Like the master Frederic Leighton, Godward was an artist of the Victorian Neo-Classism - meaning he painted idealized subjects of ancient Greece. Also, aesthetically, Godward’s paintings resemble the masterpieces of Sir Lawrence Alma-Tadema. Both artists enjoyed portraying realistic textures of marble in the surroundings of Classical architecture. Alma-Tadena and Godward painted an artwork with the same title, In The Tepidarium, featuring a theme seen in most of Godward’s production; seductive and powerful women in an environment of ancient Greece. The British artist was keen on details and was able to portray intricate details with oil on canvas, giving life to fabrics, marble, and skin texture.
As a part of the Neo-Classicism, a highly Academic movement, Godward’s art was based on historical research, striving for as much accuracy as possible. The artist painted detailed architectural backgrounds and clothing to assure the authenticity of the scene. He was praised by the Royal Academy, which he had his debut in the exhibition in 1887 and would continue to show his work until 1905. Godward also became a member of the prestigious Royal Society of British Artists in 1889, and his popularity grew. The British painter also became vastly known after Thomas McLean, an art dealer, made print versions of some of his work, meaning his art became more accessible to the public in general.

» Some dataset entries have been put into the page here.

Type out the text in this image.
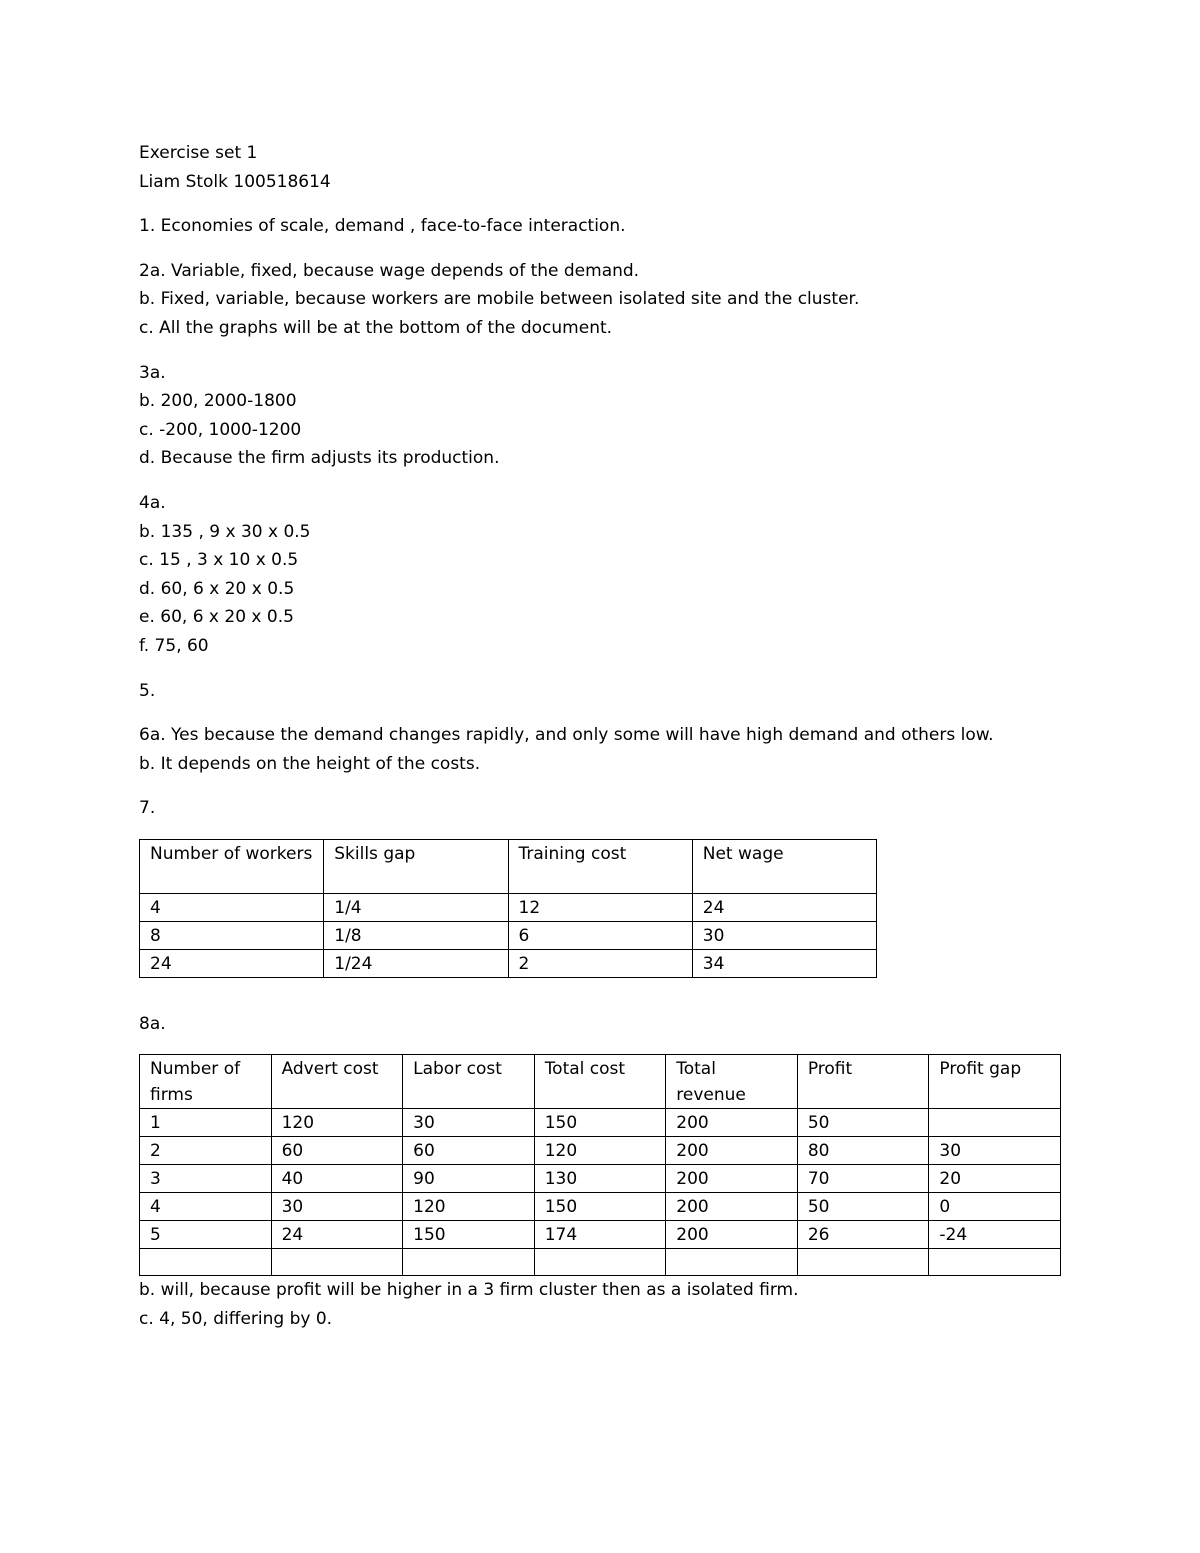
Exercise set 1
Liam Stolk 100518614
1. Economies of scale, demand , face-to-face interaction.
2a. Variable, fixed, because wage depends of the demand.
b. Fixed, variable, because workers are mobile between isolated site and the cluster.
c. All the graphs will be at the bottom of the document.
3a.
b. 200, 2000-1800
c. -200, 1000-1200
d. Because the firm adjusts its production.
4a.
b. 135 , 9 x 30 x 0.5
c. 15 , 3 x 10 x 0.5
d. 60, 6 x 20 x 0.5
e. 60, 6 x 20 x 0.5
f. 75, 60
5.
6a. Yes because the demand changes rapidly, and only some will have high demand and others low.
b. It depends on the height of the costs.
7.
Number of workers	Skills gap	Training cost	Net wage
4	1/4	12	24
8	1/8	6	30
24	1/24	2	34
8a.
Number of firms	Advert cost	Labor cost	Total cost	Total revenue	Profit	Profit gap
1	120	30	150	200	50	
2	60	60	120	200	80	30
3	40	90	130	200	70	20
4	30	120	150	200	50	0
5	24	150	174	200	26	-24

b. will, because profit will be higher in a 3 firm cluster then as a isolated firm.
c. 4, 50, differing by 0.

In 1899, Godward had his first painting accepted in the Paris Salon. By the turn of the century, to Godward’s favor, the art world saw a revival of Classical interests. In 1913, he participated in the International Exhibition in Rome with the oil painting The Belvedere and won the gold medal for his masterpiece. It is common for viewers to mistaken Godward as a Pre-Raphaelite because of his primary subject beautiful and idealized Victorian women painted in vibrant color palettes, but the Neo-classicists focused more on ancient civilizations and not on Arthurian themes.
In 1912, Godward moved to Italy and by this time he was not in contact with his family anymore. At the age of 61, the artist committed suicide, a year after returning to England. Godward was buried in west London, in the Brompton Cemetery in 1922. His family who never approved of his life choices destroyed his pictures and his suicide note.